Kroniek van het jaar 1801


Mark van den Nieuwenhuizen, 'Schets van het Lager Onderwijs in Veghel 1795-1860', in Van Vehchele tot Veghel, 1981, 64-69 en 1982, 1-5; I-B-20, brief d.d. 12 december 1798; II-B-9, fol. 201, 287v en 288v; II-B-10 d.d. 30 mei 1810.   Op 30 april 1801 klaagde de Veghelse schoolmeester Van Buel opnieuw bij de provincie, dat er naast zijn school ook door anderen les gegeven werd (namen worden in deze klacht niet genoemd).

De klacht werd doorgestuurd naar de municipaliteit die in haar antwoord van 15 mei 1801 van leer trok tegen Van Buel. Er waren te veel kinderen en Veghel was te uitgestrekt om door één schoolmeester bediend te worden. Er zijn verschillende kinderen die naar school gaan en later weer thuis komen, zonder in de tussentijd ook maar enig onderwijs ontvangen te hebben. Dat de ouders dan naar een alternatief zoeken, of liever een school dichter bij huis hebben is prijzenswaardig. De openbare school in Veghel is niet verplicht; elke ouder mag zelf bepalen door wie zij hun kinderen willen laten onderwijzen.
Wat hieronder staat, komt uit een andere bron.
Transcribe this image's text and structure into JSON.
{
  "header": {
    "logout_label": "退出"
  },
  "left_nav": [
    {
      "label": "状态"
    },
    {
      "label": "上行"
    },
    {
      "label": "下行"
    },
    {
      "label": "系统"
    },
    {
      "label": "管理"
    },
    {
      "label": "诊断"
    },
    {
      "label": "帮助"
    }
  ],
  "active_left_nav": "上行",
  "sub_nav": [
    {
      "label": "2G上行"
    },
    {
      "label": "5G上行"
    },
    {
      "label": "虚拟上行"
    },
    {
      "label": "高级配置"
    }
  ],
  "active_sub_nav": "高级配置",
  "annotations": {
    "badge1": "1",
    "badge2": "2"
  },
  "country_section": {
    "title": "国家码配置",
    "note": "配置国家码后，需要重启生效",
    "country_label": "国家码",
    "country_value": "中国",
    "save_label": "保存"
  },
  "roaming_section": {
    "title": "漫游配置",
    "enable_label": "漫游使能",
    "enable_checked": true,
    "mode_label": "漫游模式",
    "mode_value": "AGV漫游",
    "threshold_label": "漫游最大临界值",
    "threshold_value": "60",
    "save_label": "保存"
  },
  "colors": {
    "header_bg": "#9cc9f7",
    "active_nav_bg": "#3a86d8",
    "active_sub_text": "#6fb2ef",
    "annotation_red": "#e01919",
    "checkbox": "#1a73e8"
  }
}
De municipaliteit schreef dat ze geen zin had om de ouders tegen zich in de het harnas te jagen en de jeugd ongelukkig te maken. Als Van Buel veel kinderen wilde hebben, moest hij ze maar door vlijt en ijver verdienen! Het provinciaal bestuur berustte, maar gelastte Veghel wel er voor te zorgen dat niemand zich 'openbaar' onderwijs aanmatigde zonder toestemming van het provinciaal bestuur.

R115, fol. 136 (6-7-1801)   Voor het huis Leinserondweg 11 (Tijn van de Tillaaart) lag vroeger een kuil. De bewoners van het huis beweerden dat die van hun was. De buurt zei dat die heel lang door de buurt werd gebruikt om vlas te roten. De volgende twee verklaringen gaan daar over.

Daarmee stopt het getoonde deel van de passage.